Trump Literally Brags About Taking Away People’s Free Speech
Donald Trump has been saying the quiet part out loud for some time now.

“We took the freedom of speech away,” President Donald Trump boasted in his opening remarks at his “antifa roundtable” Wednesday.
The remark came as Trump touted an August 25 executive order seeking to crack down on the practice of flag burning, a form of protest that the Supreme Court has previously ruled is protected by the First Amendment.
“We’ve made it a one-year penalty for inciting riots. We took the freedom of speech away, because that’s been through the courts,” Trump said before making other addled statements about his unconstitutional stance on flag burning.
Trump: "We took the freedom of speech away because that's been through the courts and the courts said you have freedom of speech, but what has happened is when they burn a flag it agitates and irritates crowds." pic.twitter.com/maRI2PKWlV
— Aaron Rupar (@atrupar) October 8, 2025
It was a jarring admission—perhaps a Freudian slip—from a president who is, indeed, evidently intent on eliminating free speech.
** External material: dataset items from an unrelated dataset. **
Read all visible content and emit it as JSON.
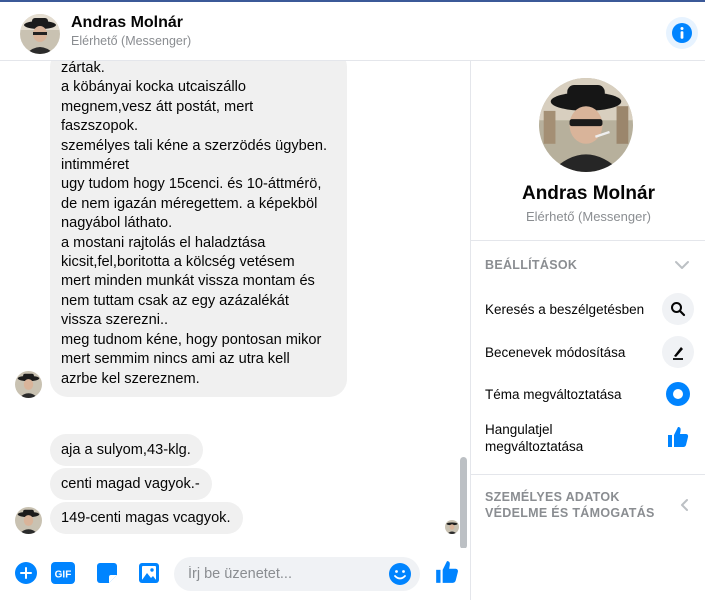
{
  "header": {
    "name": "Andras Molnár",
    "status": "Elérhető (Messenger)"
  },
  "messages": {
    "long_message_lines": [
      "zártak.",
      "a köbányai kocka utcaiszállo",
      "megnem,vesz átt postát, mert",
      "faszszopok.",
      "személyes tali kéne a szerzödés ügyben.",
      "intimméret",
      "ugy tudom hogy 15cenci. és 10-áttmérö,",
      "de nem igazán méregettem. a képekböl",
      "nagyábol láthato.",
      "a mostani rajtolás el haladztása",
      "kicsit,fel,boritotta a kölcség vetésem",
      "mert minden munkát vissza montam és",
      "nem tuttam csak az egy azázalékát",
      "vissza szerezni..",
      "meg tudnom kéne, hogy pontosan mikor",
      "mert semmim nincs ami az utra kell",
      "azrbe kel szereznem."
    ],
    "msg1": "aja a sulyom,43-klg.",
    "msg2": "centi magad vagyok.-",
    "msg3": "149-centi magas vcagyok."
  },
  "composer": {
    "placeholder": "Írj be üzenetet...",
    "gif_label": "GIF"
  },
  "panel": {
    "name": "Andras Molnár",
    "status": "Elérhető (Messenger)",
    "settings_title": "BEÁLLÍTÁSOK",
    "items": [
      {
        "label": "Keresés a beszélgetésben",
        "icon": "search-icon"
      },
      {
        "label": "Becenevek módosítása",
        "icon": "pencil-icon"
      },
      {
        "label": "Téma megváltoztatása",
        "icon": "theme-dot-icon"
      },
      {
        "label_line1": "Hangulatjel",
        "label_line2": "megváltoztatása",
        "icon": "thumbs-up-icon"
      }
    ],
    "privacy_line1": "SZEMÉLYES ADATOK",
    "privacy_line2": "VÉDELME ÉS TÁMOGATÁS"
  },
  "colors": {
    "accent": "#0084ff",
    "bubble": "#f0f0f0",
    "muted": "#8a8d91"
  }
}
Supreme Court precedent firmly establishes flag burning as a form of First Amendment–protected symbolic speech. And for what it’s worth, Trump’s executive order did not specify a one-year jail sentence. It did, however, direct the attorney general to prosecute flag burners under existing laws—this being a tacit acknowledgment that his desired ban would unambiguously run afoul of the First Amendment.
After claiming credit for rolling back freedom of speech, the president went on to seemingly admit that he cannot completely ban flag burning, but expressed his hope to clamp down on the practice—which he says stirs up violence, as if by magic—nonetheless.
“What has happened is, when they burn a flag, it agitates and irritates crowds—they’ve never seen anything like it—on both sides, and you end up in riots,” he said. “So we’re going on that basis. We’re looking at it not from the freedom of speech, which I always felt strongly about, but never passed the courts.”